Низкие истины. Возвышающий обман (сборник) - Андрей Кончаловский
Шрифт:
Интервал:
Закладка:
Моменты напряжения в наших отношениях, возникавшие и прежде, стали все более проявляться по ходу съемок «Рублева». Андрей позвонил: «Приезжай. Сценарий разбухает». Написан сценарий был талантливо, но недостаточно профессионально. Слишком много было всего – на мой сегодняшний взгляд.
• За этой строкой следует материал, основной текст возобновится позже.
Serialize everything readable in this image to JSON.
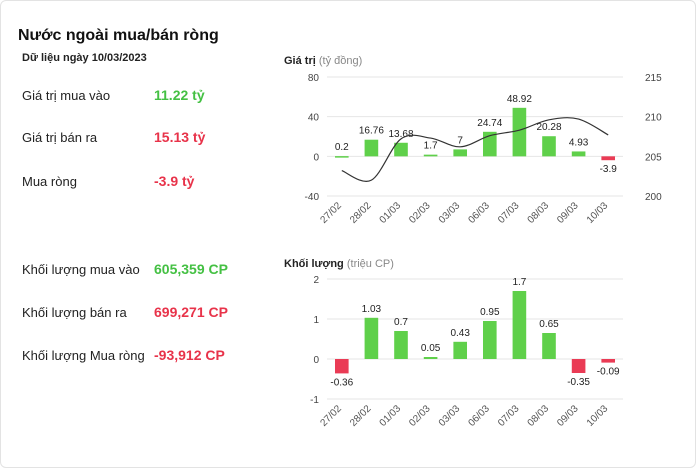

Очень много хорошего сценарного материала в картину не вошло. Хороший материал – еще не означает, что будет хороший фильм. Кирпичи могут быть и из золота, но кирпичи еще не делают архитектуру, архитектонику. Думаю, что новелла о колоколе могла бы заменить всего «Рублева». Очень мощный, очень красивый символ. Когда картина была уже кончена, я сказал:
– Знаешь, Андрей, гениально было бы просто развить один «Колокол», так и назвать – «Колокол». А на самом деле это был бы «Рублев», все там было бы, картина не обеднела бы.
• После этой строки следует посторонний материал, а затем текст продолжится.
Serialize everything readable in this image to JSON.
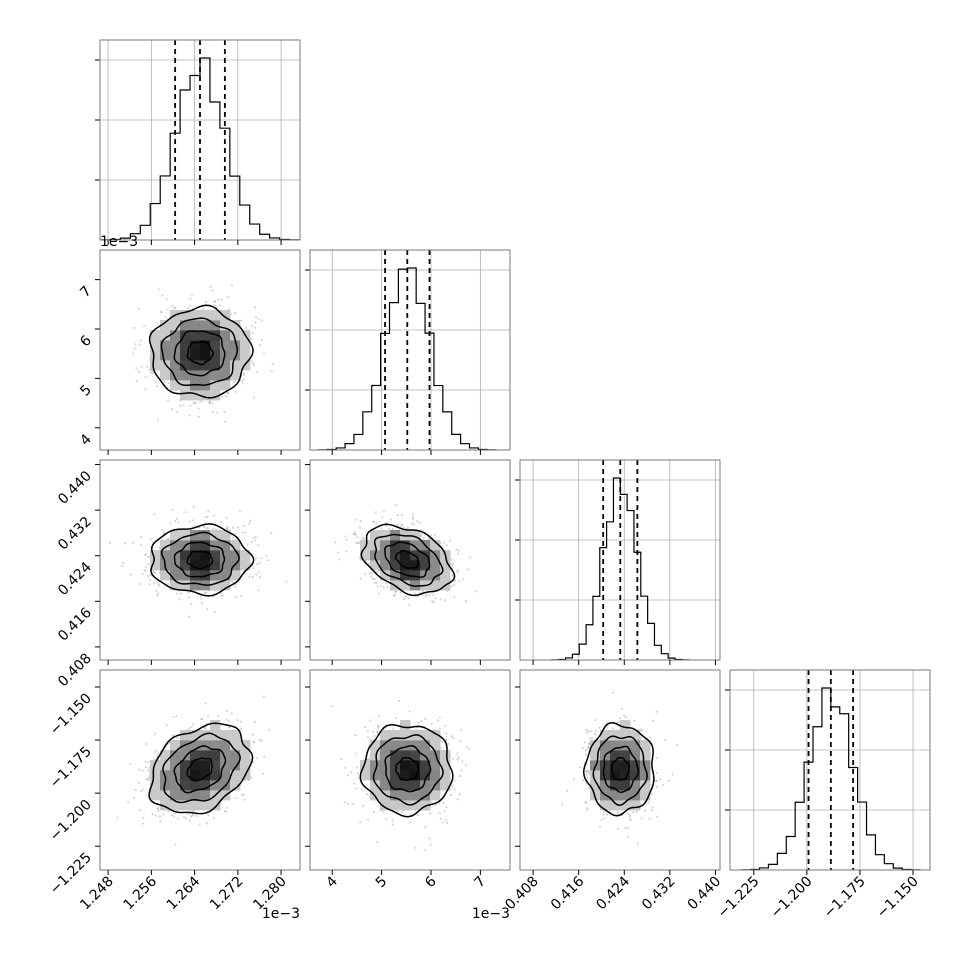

Но картина стала разваливаться на новеллы, от каких-то из них вообще пришлось отказаться. «Чума» вся целиком не вошла в фильм, а это был большой образ, очень для картины важный. Царская охота на лебедей не вошла, остался только один убитый лебедь. Большие куски не вошли, да и не могли войти – слишком много всего было написано. Много, подробно – ни в какую цельную композицию не укладывалось.
Я приехал сокращать сценарий. Работали, безжалостно выбрасывая целые линии. Возвращался обратно с ехавшим со съемок Роланом Быковым. Мы с ним серьезно назюзюкались в поезде, с нами ехала ассистентка Тарковского – из-за нее мы, собственно, и назюзюкались…
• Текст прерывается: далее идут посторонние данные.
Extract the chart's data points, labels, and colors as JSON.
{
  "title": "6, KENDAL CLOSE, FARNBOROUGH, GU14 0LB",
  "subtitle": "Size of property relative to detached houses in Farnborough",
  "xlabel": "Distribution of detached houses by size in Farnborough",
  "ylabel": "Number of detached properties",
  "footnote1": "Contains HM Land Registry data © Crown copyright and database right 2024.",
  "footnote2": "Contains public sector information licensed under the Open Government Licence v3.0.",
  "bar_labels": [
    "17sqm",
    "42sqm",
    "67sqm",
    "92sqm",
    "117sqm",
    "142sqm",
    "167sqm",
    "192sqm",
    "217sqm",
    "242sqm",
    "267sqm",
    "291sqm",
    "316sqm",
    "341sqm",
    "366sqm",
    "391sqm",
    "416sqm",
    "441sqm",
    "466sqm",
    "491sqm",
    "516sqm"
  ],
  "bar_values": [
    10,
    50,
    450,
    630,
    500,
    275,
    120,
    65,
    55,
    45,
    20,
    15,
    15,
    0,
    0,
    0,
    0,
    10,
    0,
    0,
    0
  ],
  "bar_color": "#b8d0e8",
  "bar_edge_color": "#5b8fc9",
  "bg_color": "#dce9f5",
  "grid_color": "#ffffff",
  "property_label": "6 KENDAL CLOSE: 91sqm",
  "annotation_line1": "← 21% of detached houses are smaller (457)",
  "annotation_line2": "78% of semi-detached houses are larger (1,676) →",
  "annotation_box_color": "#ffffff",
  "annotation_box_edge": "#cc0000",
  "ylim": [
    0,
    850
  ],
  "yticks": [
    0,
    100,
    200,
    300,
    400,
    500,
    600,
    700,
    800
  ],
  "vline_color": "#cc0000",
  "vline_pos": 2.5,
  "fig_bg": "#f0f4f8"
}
Я уехал снимать «Асю», с головой погрузился в свои проблемы. Прошло около года. «Рублев» был закончен, его положили на полку. «Ася» тоже была закончена, и ее тоже положили на полку. Я посмотрел «Рублева», у меня возник ряд соображений. Попытался убедить Андрея сократить картину.
– Коммунисты тоже считают, что надо сокращать.
– Ты сделай вид, что выполняешь их поправки. А сам сокращай только там, где ты хочешь. Сохрани то, что тебе нужно, но картина-то длинна. Длинна, понимаешь?
– Это ты ничего не понимаешь.
Опять ясно проглядывался наш разлад.
«Рублева» и «Асю Клячину» запретили одновременно. Судьба нас как бы вела вместе.
Художники, которые растут вместе и чувствуют масштаб друг друга, относятся друг к другу очень настороженно. В этом нередко какая-то почти детская ревность. В этом детстве художник, в известном смысле, и живет в любом своем возрасте. Что скрывать (пустячок, а приятно), есть чувство легкого удовлетворения, когда у твоего соперника картина не получается! Хотя мы делаем серьезное лицо, показно переживаем, говорим: «Жалко. Не получилась картина». Ликования при этом и в самом деле нет, но все-таки слегка приятно. Что это? Почему? Правда же, в этом что-то детское.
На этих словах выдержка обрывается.